Maybe this is just supposed to be light and funny. Maybe it’s supposed to be a wacky romp. Maybe we’re not supposed to think too hard about things like how this mystical machine would actually function or how and why the characters do what they do. If it were funny, or charming, or even a little clever, I could forgive it. Sadly, “Parallels” is just bad, a low-light in DS9’s second season which takes a silly premise and goes nowhere interesting quickly.
It's a very silly story. A gambling device? Looks like the most boring game ever. And this thing is endangering the station? By manipulating the balance of luck and bad luck? Really? This makes this episode almost a mystery episode. I usually hate those and this episode isn't good either.
Biggest take-away: Not all El-Aurians are nice. It's sad though, that this mysterious and powerful race that I always pictured as genuinely benevolent (despite the conflict with the Q) is here represented by some sort of con man.

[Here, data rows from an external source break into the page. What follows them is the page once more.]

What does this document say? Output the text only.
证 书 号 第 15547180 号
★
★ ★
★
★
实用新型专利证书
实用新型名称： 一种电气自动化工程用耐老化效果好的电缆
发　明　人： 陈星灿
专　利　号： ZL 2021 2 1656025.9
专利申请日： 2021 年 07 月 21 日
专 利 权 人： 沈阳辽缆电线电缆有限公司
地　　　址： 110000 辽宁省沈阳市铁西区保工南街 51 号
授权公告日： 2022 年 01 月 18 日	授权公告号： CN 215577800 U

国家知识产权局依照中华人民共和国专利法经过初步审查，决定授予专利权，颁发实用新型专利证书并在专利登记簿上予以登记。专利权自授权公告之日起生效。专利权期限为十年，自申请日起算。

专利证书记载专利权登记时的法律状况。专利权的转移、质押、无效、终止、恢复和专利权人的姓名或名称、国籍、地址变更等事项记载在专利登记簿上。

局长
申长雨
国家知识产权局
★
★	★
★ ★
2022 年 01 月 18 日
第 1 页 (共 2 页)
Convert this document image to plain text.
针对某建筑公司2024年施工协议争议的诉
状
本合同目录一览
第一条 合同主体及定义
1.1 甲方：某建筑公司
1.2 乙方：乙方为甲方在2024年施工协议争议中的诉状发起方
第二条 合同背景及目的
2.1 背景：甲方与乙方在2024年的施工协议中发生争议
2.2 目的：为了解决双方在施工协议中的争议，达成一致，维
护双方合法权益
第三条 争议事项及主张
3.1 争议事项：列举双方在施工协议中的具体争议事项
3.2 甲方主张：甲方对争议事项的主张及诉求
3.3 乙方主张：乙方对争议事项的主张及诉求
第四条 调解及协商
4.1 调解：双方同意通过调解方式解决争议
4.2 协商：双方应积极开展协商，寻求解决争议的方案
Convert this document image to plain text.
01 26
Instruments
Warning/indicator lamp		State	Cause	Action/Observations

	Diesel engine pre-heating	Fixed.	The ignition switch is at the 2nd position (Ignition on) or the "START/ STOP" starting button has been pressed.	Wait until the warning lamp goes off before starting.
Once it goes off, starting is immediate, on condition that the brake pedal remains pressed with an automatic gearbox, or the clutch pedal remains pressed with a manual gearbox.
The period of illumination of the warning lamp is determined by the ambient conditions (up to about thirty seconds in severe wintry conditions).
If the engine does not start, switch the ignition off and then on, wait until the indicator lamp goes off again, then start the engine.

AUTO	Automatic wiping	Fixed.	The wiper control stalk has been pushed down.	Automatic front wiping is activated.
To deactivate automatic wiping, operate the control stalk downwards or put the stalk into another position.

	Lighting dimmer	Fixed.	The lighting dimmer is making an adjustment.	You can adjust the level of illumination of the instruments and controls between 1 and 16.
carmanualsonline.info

If there wasn't the B-plot with Julien and Miles, it would be even worse. This game is awesome btw. I also like how much time they dedicate to slowly build their friendship.
Shout by LeftHandedGuitaristBlockedParent2017-08-13T18:25:22Z
I think I would really hate this episode if it weren't for the excellent Miles/Julian stuff. The gambling machine is a ridiculous "invention" by the writers because it's literally an electronic coin toss. Why would it interest anyone? On top of that, the reason of why or how they are affecting everyone's luck in the first place is never explained. Nah, I just watch this for the fun of seeing the blossoming friendship of O'Brien and Bashir, told through the medium of futuristic squash. I love how angry O'Brien gets, and Bashir's reactions to it all. I kind of wanted to see who wins the match.
Chris Sarandon doesn't quite pull off the charm needed as Martus - in fact, he's entirely miscast - but I this appears to be the first mention of El-Aurians, which we'll later learn is the race that Guinan belongs to.